We often speak to dogs, regardless of their age, in a sweet, high-pitched and nonsensical manner, much in the way we express ourselves to babies. Why is this? Well, a new study has shown that puppies become not only more excited but also more receptive to our pooch-directed speech. It appears that younger dogs directly respond to this way of talking, and it may even help them to learn words like human babies, suggesting that this way of talking might be our natural method of trying to interact with non-speaking listeners. Meanwhile, older dogs seem somewhat apathetic to our cooing, as they tend to develop an indifference to our vocal affection as they age.

In a study for the Proceedings of the Royal Society of Biological Sciences, Nicolas Mathevon, a bioacoustican at the University of Lyon in Saint Etienne, recorded the voices of 30 women as they looked at individual photographs of dogs. Whilst doing so they were asked to read excerpts from a script which included phrases such as “Hello cutie!”, “Who’s a good boy?” and “Come here sweetie pie!” before then repeating the same phrases to a person.

When comparing the differences between speech directed towards the images of dogs and that said towards a human-being, Mathevon and his colleagues found, as expected, that the women would immediately speak in a highly pitched and distinctive voice when confronted with a photograph of a dog, yet reverted to type when speaking to a human-being. The female participants also tended to use a similar tone of voice regardless of the age of the dog presented to them, yet tended to use a slightly higher pitch when they were talking to images of puppies.


These separate recordings were then taken to an animal shelter in New York and shown to 20 dogs (10 of which were puppies) and the responses were recorded. Of the 10 puppies involved, nine reacted strongly to the recordings by barking at the loudspeaker and in some cases bowing towards it as if inviting it to play. The puppies were distinctly less interested in the voice recordings of the women towards humans, whilst the older dogs weren’t bothered at all. As Mathevon recollects, ‘they had a quick look at the speaker, and then ignored it’.

It may simply be that older dogs are more receptive to accustomed voices and their manifestation through a familiar, physical presence rather than a disembodied voice. In stark contrast the higher pitched voices seemed to create a mutually beneficial experience for both dog and human as it caught the puppies’ attention.

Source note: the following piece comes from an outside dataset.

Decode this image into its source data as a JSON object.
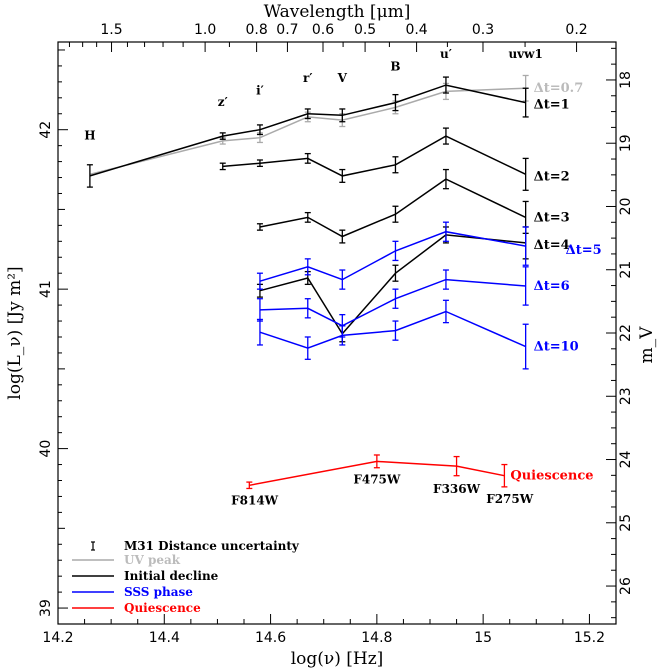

According to Monique Udell, an animal behaviourist at Oregon State University, the study shows that even in our speech ‘we care for and treat dogs of all ages like human infants’ declaring it an important part of the reason behind dogs evolving ‘success in human environments’. Mathevon furthers this argument and says the results show more about human behaviour than they do about dogs:

“I think that we are directing a human behaviour at dogs. Our study suggests that we use this kind of speech pattern to engage interaction with a non-speaking listener. This study does not tell much about dogs, but more about human behaviour. It underlines that we try to adapt the way we speak to our listener—or to what we think our listener is able to understand.”

Further research will be required to discover whether puppies have an innate response to this so-called dog directed speech or whether it’s something they learn and acquire to aid their understanding of human speech and the emotional context with which its attached.